Hard to take is no understatement. In 2020, Kopps appeared in seven games, posting an 8.18 ERA in 11.0 innings pitched. He had nine strikeouts that year before COVID-19 cancelled the season. Confidence and belief in his game was something Kopps says was hard to find after that.

“I’ve kind of struggled with that most of my career just wondering if I was good enough,” admitted Kopps. “And I think this is the first year that I’ve actually been excited on the mound and smiled.”

There’s a lot to smile about.

In just a year, Kopps has turned into arguably the best relief pitcher in the country. He’s pitched nearly 50 complete innings and through that, the Sugar Land, Texas native has a perfect 7-0 record, a 0.72 ERA, 83 strikeouts and just four earned runs.

His game is now full of confidence and his father can see the visible change in his son on the mound.

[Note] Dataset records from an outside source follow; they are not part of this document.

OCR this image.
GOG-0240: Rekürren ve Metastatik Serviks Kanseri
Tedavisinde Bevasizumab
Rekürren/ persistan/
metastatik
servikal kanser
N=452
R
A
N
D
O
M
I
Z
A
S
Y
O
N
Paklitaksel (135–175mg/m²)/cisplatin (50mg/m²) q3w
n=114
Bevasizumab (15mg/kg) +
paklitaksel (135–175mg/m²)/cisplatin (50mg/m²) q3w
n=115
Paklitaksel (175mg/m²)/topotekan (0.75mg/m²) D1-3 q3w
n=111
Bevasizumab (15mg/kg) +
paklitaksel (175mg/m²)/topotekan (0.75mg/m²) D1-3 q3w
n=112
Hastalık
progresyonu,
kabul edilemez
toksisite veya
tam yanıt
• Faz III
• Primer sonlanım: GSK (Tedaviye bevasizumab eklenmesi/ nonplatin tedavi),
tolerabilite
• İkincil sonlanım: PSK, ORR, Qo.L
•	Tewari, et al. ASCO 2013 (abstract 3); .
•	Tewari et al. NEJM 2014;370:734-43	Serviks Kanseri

“(Kevin’s) always been more of an introvert. Never really a vocal guy on the field,” Rick said. “But it’s good to see him show a little more emotion. I’ve enjoyed seeing that.”

The dreams of building his very own WIFFLE ball stadium still remain for Kopps, but his dream of reaching the major leagues inch closer and closer with every pitch he throws. And his father knows it will happen.

“It’s been an aspiration for quiet some time. Of course he’s excited to see it happen and as I am to try to see him live out that dream a little bit further,” said Rick.

But for now, Rick doesn’t even want to think about the MLB. He doesn’t even want to think about the College World Series. He says he’s lasered focused on the upcoming series against No. 4 Tennessee starting on Friday.